Let me use an example to see opinion: ½(23.1 cm3 − 20.32 cm3 + 19.0 cm3)

Would you equate that to 3 significant digits or 1? I am suggesting 1 because the numerator & denominator of the fraction 1/2 are both composed of 1 significant digit.

10. Apr 15, 2013

### mikeph

I'd say common sense needs to be used, and the person doing the analysis needs to be aware of what terms are experimental data and what terms are exact. Without any further information (which we'd have if we did the experiment), I'd guess that 1/2 is an exact term and the other terms are to 3/4 s.f., so I'd quote the result to 3.

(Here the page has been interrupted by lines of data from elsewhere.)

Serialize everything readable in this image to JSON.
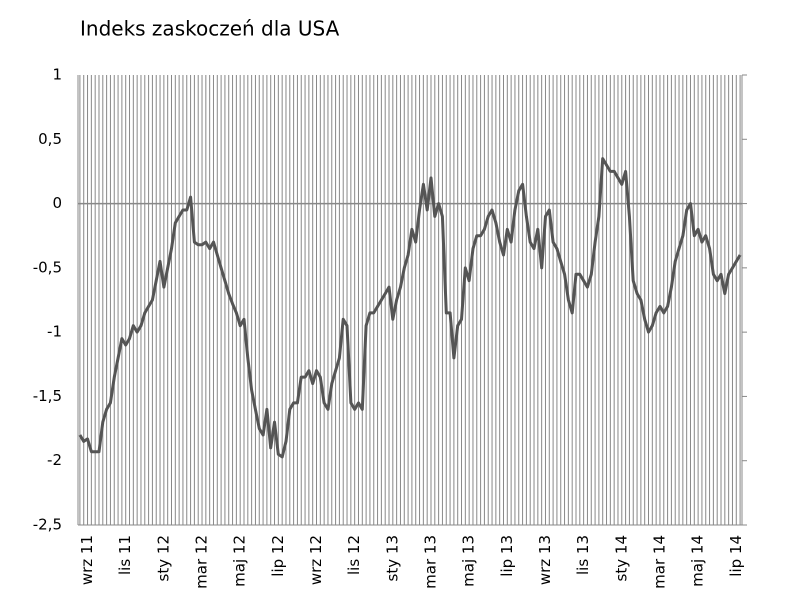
{
  "chart_data": {
    "type": "line",
    "title": "Indeks zaskoczeń dla USA",
    "categories": [
      null,
      null,
      "wrz 11",
      null,
      null,
      null,
      null,
      null,
      null,
      null,
      null,
      null,
      "lis 11",
      null,
      null,
      null,
      null,
      null,
      null,
      null,
      null,
      null,
      "sty 12",
      null,
      null,
      null,
      null,
      null,
      null,
      null,
      null,
      null,
      "mar 12",
      null,
      null,
      null,
      null,
      null,
      null,
      null,
      null,
      null,
      "maj 12",
      null,
      null,
      null,
      null,
      null,
      null,
      null,
      null,
      null,
      "lip 12",
      null,
      null,
      null,
      null,
      null,
      null,
      null,
      null,
      null,
      "wrz 12",
      null,
      null,
      null,
      null,
      null,
      null,
      null,
      null,
      null,
      "lis 12",
      null,
      null,
      null,
      null,
      null,
      null,
      null,
      null,
      null,
      "sty 13",
      null,
      null,
      null,
      null,
      null,
      null,
      null,
      null,
      null,
      "mar 13",
      null,
      null,
      null,
      null,
      null,
      null,
      null,
      null,
      null,
      "maj 13",
      null,
      null,
      null,
      null,
      null,
      null,
      null,
      null,
      null,
      "lip 13",
      null,
      null,
      null,
      null,
      null,
      null,
      null,
      null,
      null,
      "wrz 13",
      null,
      null,
      null,
      null,
      null,
      null,
      null,
      null,
      null,
      "lis 13",
      null,
      null,
      null,
      null,
      null,
      null,
      null,
      null,
      null,
      "sty 14",
      null,
      null,
      null,
      null,
      null,
      null,
      null,
      null,
      null,
      "mar 14",
      null,
      null,
      null,
      null,
      null,
      null,
      null,
      null,
      null,
      "maj 14",
      null,
      null,
      null,
      null,
      null,
      null,
      null,
      null,
      null,
      "lip 14",
      null
    ],
    "values": [
      -1.8,
      -1.85,
      -1.83,
      -1.93,
      -1.93,
      -1.93,
      -1.7,
      -1.6,
      -1.55,
      -1.35,
      -1.2,
      -1.05,
      -1.1,
      -1.05,
      -0.95,
      -1.0,
      -0.95,
      -0.85,
      -0.8,
      -0.75,
      -0.6,
      -0.45,
      -0.65,
      -0.5,
      -0.35,
      -0.15,
      -0.1,
      -0.05,
      -0.05,
      0.05,
      -0.3,
      -0.32,
      -0.32,
      -0.3,
      -0.35,
      -0.3,
      -0.4,
      -0.5,
      -0.6,
      -0.7,
      -0.78,
      -0.85,
      -0.95,
      -0.9,
      -1.2,
      -1.45,
      -1.6,
      -1.75,
      -1.8,
      -1.6,
      -1.9,
      -1.7,
      -1.95,
      -1.97,
      -1.85,
      -1.6,
      -1.55,
      -1.55,
      -1.35,
      -1.35,
      -1.3,
      -1.4,
      -1.3,
      -1.35,
      -1.55,
      -1.6,
      -1.4,
      -1.3,
      -1.2,
      -0.9,
      -0.95,
      -1.55,
      -1.6,
      -1.55,
      -1.6,
      -0.95,
      -0.85,
      -0.85,
      -0.8,
      -0.75,
      -0.7,
      -0.65,
      -0.9,
      -0.75,
      -0.65,
      -0.5,
      -0.4,
      -0.2,
      -0.3,
      -0.05,
      0.15,
      -0.05,
      0.2,
      -0.1,
      0.0,
      -0.1,
      -0.85,
      -0.85,
      -1.2,
      -0.95,
      -0.9,
      -0.5,
      -0.6,
      -0.35,
      -0.25,
      -0.25,
      -0.2,
      -0.1,
      -0.05,
      -0.15,
      -0.3,
      -0.4,
      -0.2,
      -0.3,
      -0.05,
      0.1,
      0.15,
      -0.1,
      -0.3,
      -0.35,
      -0.2,
      -0.5,
      -0.1,
      -0.05,
      -0.3,
      -0.35,
      -0.45,
      -0.55,
      -0.75,
      -0.85,
      -0.55,
      -0.55,
      -0.6,
      -0.65,
      -0.55,
      -0.3,
      -0.1,
      0.35,
      0.3,
      0.25,
      0.25,
      0.2,
      0.15,
      0.25,
      -0.1,
      -0.6,
      -0.7,
      -0.75,
      -0.9,
      -1.0,
      -0.95,
      -0.85,
      -0.8,
      -0.85,
      -0.8,
      -0.65,
      -0.45,
      -0.35,
      -0.25,
      -0.05,
      0.0,
      -0.25,
      -0.2,
      -0.3,
      -0.25,
      -0.35,
      -0.55,
      -0.6,
      -0.55,
      -0.7,
      -0.55,
      -0.5,
      -0.45,
      -0.4
    ],
    "color": "#555555",
    "ylim": [
      -2.5,
      1
    ],
    "yticks": [
      {
        "value": -2.5,
        "label": "-2,5"
      },
      -2,
      {
        "value": -1.5,
        "label": "-1,5"
      },
      -1,
      {
        "value": -0.5,
        "label": "-0,5"
      },
      0,
      {
        "value": 0.5,
        "label": "0,5"
      },
      1
    ],
    "grid": true
  }
}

I agree there is some vagueness on what is acceptable, but there should definitely be clear pointers on what is unacceptable. I see all the time students measure results, round them, then average them (re-introducing false significant figures) and quoting the average to the same precision as the data. Unless you go through all the maths you'd never realise their result is ~10 standard deviations from the true mean. IMO that's very very bad practice. Rounding mid-calculation is obviously wrong, but a second error is quoting too many significant figures.

11. Apr 15, 2013

### Staff: Mentor

Are you suggesting that kinetic energy has never more that 1 sigfig, as in $\frac{mv^2}2$ 2 has only one sigfig?

12. Apr 15, 2013

### e-zero

No, I think it should be more, but just wanted to verify the ambiguity of sig figs.

13. Apr 15, 2013

### e-zero

14. Apr 15, 2013

### jbriggs444

1.4h pretty clearly.

The 130 km has either two or three significant figures depending on your guess as to whether the trailing zero is significant. The 95 has two significant figures. A quotient has as many significant figures as the less accurate of the dividend and the divisor. That's two either way.

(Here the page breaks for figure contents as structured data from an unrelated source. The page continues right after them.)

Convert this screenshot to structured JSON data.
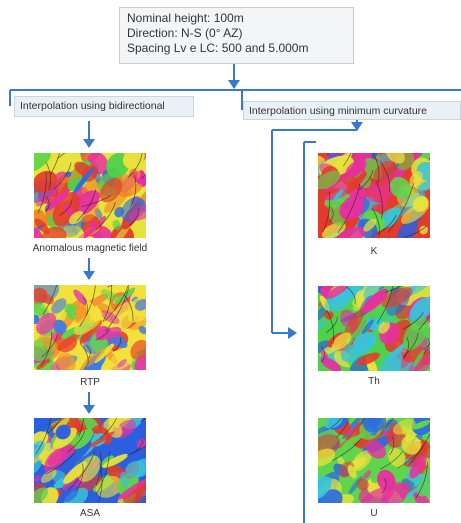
{
  "header": {
    "line1": "Nominal height: 100m",
    "line2": "Direction: N-S (0° AZ)",
    "line3": "Spacing Lv e LC: 500 and 5.000m"
  },
  "branches": {
    "left_label": "Interpolation using bidirectional",
    "right_label": "Interpolation using minimum curvature"
  },
  "left_maps": [
    {
      "caption": "Anomalous magnetic field",
      "palette": [
        "#e8e23c",
        "#4fd24a",
        "#e33b2c",
        "#2c6be0",
        "#e7309f",
        "#f08a25"
      ]
    },
    {
      "caption": "RTP",
      "palette": [
        "#f2e13a",
        "#e8402c",
        "#3b7be6",
        "#5fd44c",
        "#f39a28",
        "#e33aa8"
      ]
    },
    {
      "caption": "ASA",
      "palette": [
        "#2c5fe0",
        "#5fd44c",
        "#e8e23c",
        "#e33b2c",
        "#39c4d8",
        "#e7309f"
      ]
    }
  ],
  "right_maps": [
    {
      "caption": "K",
      "palette": [
        "#e33b2c",
        "#2c5fe0",
        "#5fd44c",
        "#e7309f",
        "#39c4d8",
        "#e8e23c"
      ]
    },
    {
      "caption": "Th",
      "palette": [
        "#4fd24a",
        "#e33b2c",
        "#39c4d8",
        "#e8e23c",
        "#2c5fe0",
        "#e7309f"
      ]
    },
    {
      "caption": "U",
      "palette": [
        "#5fd44c",
        "#e33b2c",
        "#e8e23c",
        "#2c6be0",
        "#e7309f",
        "#39c4d8"
      ]
    }
  ],
  "colors": {
    "connector": "#3a78c9",
    "box_fill": "#f3f5f7",
    "branch_fill": "#e9f1f6"
  }
}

However... That's a leading one on the 137 in the result. And that's a leading nine on the 95 in the input. That means that the relative error bounds on the input are tighter than "two significant figures" would normally suggest. And the relative error bounds on an output of 1.4 would be looser than "two significant figures" would normally suggest. So I would be quite willing to report 1.37 h if I were sure that the 130 km were accurate to +/- 0.5 km and that the 95 km/h were accurate to +/- 0.5 km/h. That way I wouldn't be throwing away accuracy in the name of significant figures.

15. Apr 15, 2013

### e-zero

When you say there is a leading 1 and a leading 9, what significance does that have on deciding on the number of significant figures??

16. Apr 15, 2013

### Staff: Mentor

To take a somewhat contrived example, consider two numbers, each with two significant figures:

(a) 11 - changing the last figure by ±1 is a change of about ±9%.

(b) 99 - changing the last figure by ±1 is a change of about ±1%.

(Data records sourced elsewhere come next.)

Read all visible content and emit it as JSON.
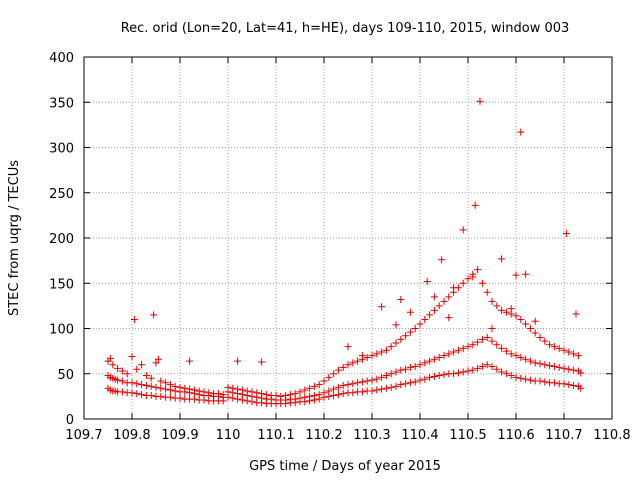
{
  "chart_data": {
    "type": "scatter",
    "title": "Rec. orid (Lon=20, Lat=41, h=HE), days 109-110, 2015, window 003",
    "xlabel": "GPS time / Days of year 2015",
    "ylabel": "STEC from uqrg / TECUs",
    "xlim": [
      109.7,
      110.8
    ],
    "ylim": [
      0,
      400
    ],
    "xticks": [
      "109.7",
      "109.8",
      "109.9",
      "110",
      "110.1",
      "110.2",
      "110.3",
      "110.4",
      "110.5",
      "110.6",
      "110.7",
      "110.8"
    ],
    "yticks": [
      "0",
      "50",
      "100",
      "150",
      "200",
      "250",
      "300",
      "350",
      "400"
    ],
    "grid": true,
    "legend": "none",
    "marker": "+",
    "color": "#e00000",
    "series": [
      {
        "x": [
          109.75,
          109.755,
          109.76,
          109.765,
          109.77,
          109.78,
          109.79,
          109.8,
          109.81,
          109.82,
          109.83,
          109.84,
          109.85,
          109.86,
          109.87,
          109.88,
          109.89,
          109.9,
          109.91,
          109.92,
          109.93,
          109.94,
          109.95,
          109.96,
          109.97,
          109.98,
          109.99,
          110.0,
          110.01,
          110.02,
          110.03,
          110.04,
          110.05,
          110.06,
          110.07,
          110.08,
          110.09,
          110.1,
          110.11,
          110.12,
          110.13,
          110.14,
          110.15,
          110.16,
          110.17,
          110.18,
          110.19,
          110.2,
          110.21,
          110.22,
          110.23,
          110.24,
          110.25,
          110.26,
          110.27,
          110.28,
          110.29,
          110.3,
          110.31,
          110.32,
          110.33,
          110.34,
          110.35,
          110.36,
          110.37,
          110.38,
          110.39,
          110.4,
          110.41,
          110.42,
          110.43,
          110.44,
          110.45,
          110.46,
          110.47,
          110.48,
          110.49,
          110.5,
          110.51,
          110.52,
          110.53,
          110.54,
          110.55,
          110.56,
          110.57,
          110.58,
          110.59,
          110.6,
          110.61,
          110.62,
          110.63,
          110.64,
          110.65,
          110.66,
          110.67,
          110.68,
          110.69,
          110.7,
          110.71,
          110.72,
          110.73,
          110.735
        ],
        "y": [
          34,
          32,
          31,
          31,
          30,
          30,
          29,
          29,
          28,
          27,
          26,
          26,
          25,
          25,
          24,
          24,
          23,
          23,
          22,
          22,
          22,
          21,
          21,
          20,
          20,
          20,
          20,
          24,
          23,
          22,
          21,
          20,
          19,
          18,
          18,
          17,
          17,
          17,
          17,
          17,
          18,
          18,
          19,
          19,
          20,
          21,
          22,
          24,
          25,
          26,
          27,
          28,
          29,
          29,
          30,
          30,
          31,
          31,
          32,
          33,
          34,
          35,
          36,
          38,
          39,
          40,
          41,
          43,
          44,
          46,
          47,
          48,
          49,
          50,
          50,
          51,
          52,
          53,
          54,
          56,
          58,
          60,
          58,
          55,
          52,
          50,
          48,
          46,
          45,
          44,
          43,
          42,
          42,
          41,
          40,
          40,
          39,
          39,
          38,
          37,
          36,
          34
        ]
      },
      {
        "x": [
          109.75,
          109.755,
          109.76,
          109.765,
          109.77,
          109.78,
          109.79,
          109.8,
          109.81,
          109.82,
          109.83,
          109.84,
          109.85,
          109.86,
          109.87,
          109.88,
          109.89,
          109.9,
          109.91,
          109.92,
          109.93,
          109.94,
          109.95,
          109.96,
          109.97,
          109.98,
          109.99,
          110.0,
          110.01,
          110.02,
          110.03,
          110.04,
          110.05,
          110.06,
          110.07,
          110.08,
          110.09,
          110.1,
          110.11,
          110.12,
          110.13,
          110.14,
          110.15,
          110.16,
          110.17,
          110.18,
          110.19,
          110.2,
          110.21,
          110.22,
          110.23,
          110.24,
          110.25,
          110.26,
          110.27,
          110.28,
          110.29,
          110.3,
          110.31,
          110.32,
          110.33,
          110.34,
          110.35,
          110.36,
          110.37,
          110.38,
          110.39,
          110.4,
          110.41,
          110.42,
          110.43,
          110.44,
          110.45,
          110.46,
          110.47,
          110.48,
          110.49,
          110.5,
          110.51,
          110.52,
          110.53,
          110.54,
          110.55,
          110.56,
          110.57,
          110.58,
          110.59,
          110.6,
          110.61,
          110.62,
          110.63,
          110.64,
          110.65,
          110.66,
          110.67,
          110.68,
          110.69,
          110.7,
          110.71,
          110.72,
          110.73,
          110.735
        ],
        "y": [
          48,
          46,
          45,
          44,
          43,
          42,
          40,
          40,
          39,
          38,
          37,
          36,
          35,
          34,
          33,
          32,
          31,
          30,
          30,
          29,
          28,
          27,
          26,
          26,
          25,
          25,
          24,
          30,
          29,
          28,
          27,
          26,
          25,
          24,
          23,
          22,
          22,
          21,
          21,
          21,
          22,
          22,
          23,
          24,
          25,
          26,
          27,
          29,
          31,
          33,
          35,
          37,
          38,
          39,
          40,
          41,
          42,
          43,
          44,
          46,
          48,
          50,
          52,
          54,
          55,
          57,
          58,
          60,
          62,
          64,
          66,
          68,
          70,
          72,
          74,
          76,
          78,
          80,
          82,
          85,
          88,
          90,
          86,
          82,
          78,
          75,
          72,
          70,
          68,
          66,
          64,
          62,
          61,
          60,
          59,
          58,
          57,
          56,
          55,
          54,
          53,
          51
        ]
      },
      {
        "x": [
          109.75,
          109.76,
          109.77,
          109.78,
          109.79,
          109.8,
          109.81,
          109.82,
          109.83,
          109.84,
          109.85,
          109.86,
          109.87,
          109.88,
          109.89,
          109.9,
          109.91,
          109.92,
          109.93,
          109.94,
          109.95,
          109.96,
          109.97,
          109.98,
          109.99,
          110.0,
          110.01,
          110.02,
          110.03,
          110.04,
          110.05,
          110.06,
          110.07,
          110.08,
          110.09,
          110.1,
          110.11,
          110.12,
          110.13,
          110.14,
          110.15,
          110.16,
          110.17,
          110.18,
          110.19,
          110.2,
          110.21,
          110.22,
          110.23,
          110.24,
          110.25,
          110.26,
          110.27,
          110.28,
          110.29,
          110.3,
          110.31,
          110.32,
          110.33,
          110.34,
          110.35,
          110.36,
          110.37,
          110.38,
          110.39,
          110.4,
          110.41,
          110.42,
          110.43,
          110.44,
          110.45,
          110.46,
          110.47,
          110.48,
          110.49,
          110.5,
          110.51,
          110.52,
          110.53,
          110.54,
          110.55,
          110.56,
          110.57,
          110.58,
          110.59,
          110.6,
          110.61,
          110.62,
          110.63,
          110.64,
          110.65,
          110.66,
          110.67,
          110.68,
          110.69,
          110.7,
          110.71,
          110.72,
          110.73
        ],
        "y": [
          64,
          60,
          56,
          53,
          50,
          69,
          55,
          60,
          48,
          45,
          62,
          42,
          40,
          38,
          36,
          35,
          34,
          33,
          32,
          31,
          30,
          29,
          28,
          28,
          27,
          35,
          34,
          33,
          32,
          31,
          30,
          29,
          28,
          27,
          26,
          26,
          25,
          26,
          27,
          28,
          30,
          32,
          34,
          36,
          38,
          42,
          46,
          50,
          54,
          57,
          60,
          62,
          64,
          66,
          68,
          70,
          72,
          74,
          76,
          80,
          84,
          88,
          92,
          96,
          100,
          105,
          110,
          115,
          120,
          125,
          130,
          135,
          140,
          145,
          150,
          155,
          160,
          165,
          150,
          140,
          130,
          125,
          120,
          118,
          116,
          114,
          110,
          105,
          100,
          95,
          90,
          86,
          82,
          80,
          78,
          76,
          74,
          72,
          70
        ]
      },
      {
        "x": [
          109.755,
          109.805,
          109.845,
          109.855,
          109.92,
          110.02,
          110.07,
          110.25,
          110.28,
          110.32,
          110.35,
          110.36,
          110.38,
          110.415,
          110.43,
          110.445,
          110.46,
          110.47,
          110.49,
          110.51,
          110.515,
          110.525,
          110.55,
          110.57,
          110.59,
          110.6,
          110.61,
          110.62,
          110.64,
          110.705,
          110.725
        ],
        "y": [
          67,
          110,
          115,
          66,
          64,
          64,
          63,
          80,
          70,
          124,
          104,
          132,
          118,
          152,
          135,
          176,
          112,
          145,
          209,
          157,
          236,
          351,
          100,
          177,
          122,
          159,
          317,
          160,
          108,
          205,
          116
        ]
      }
    ]
  }
}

Clearly and (a) and (b) have significantly different levels of precision, even though both have two sig figs.

Now consider the following number with three sig figs:

(c) 101 - changing the last figure by ±1 is a change of about ±1%.

Clearly (b) and (c) have about the same level of precision, even though one has two sig figs and the other has three.

17. Apr 15, 2013

### AlephZero

If you want to estimate the error in the answer, then do it properly.

"Counting significant figures" is such a crude method as to be no real practical use. If the answer happens to be 99, then to 2 significant figures you have an error of about 1%. If it happens to be 101, to 2 s.f. you have an error of about 10%. If you think that makes any sense, then carry on counting significant figures....

Edit: I started typing this before jtbell's post appeared.

18. Apr 15, 2013

### e-zero

I'm still a little confused. How about 65 * 1.96

What would you state that answer as?

19. Apr 15, 2013

### technician

101 is not given to 2 significant figures, it is 3. 101 means you know it is not 100 and it is not 102.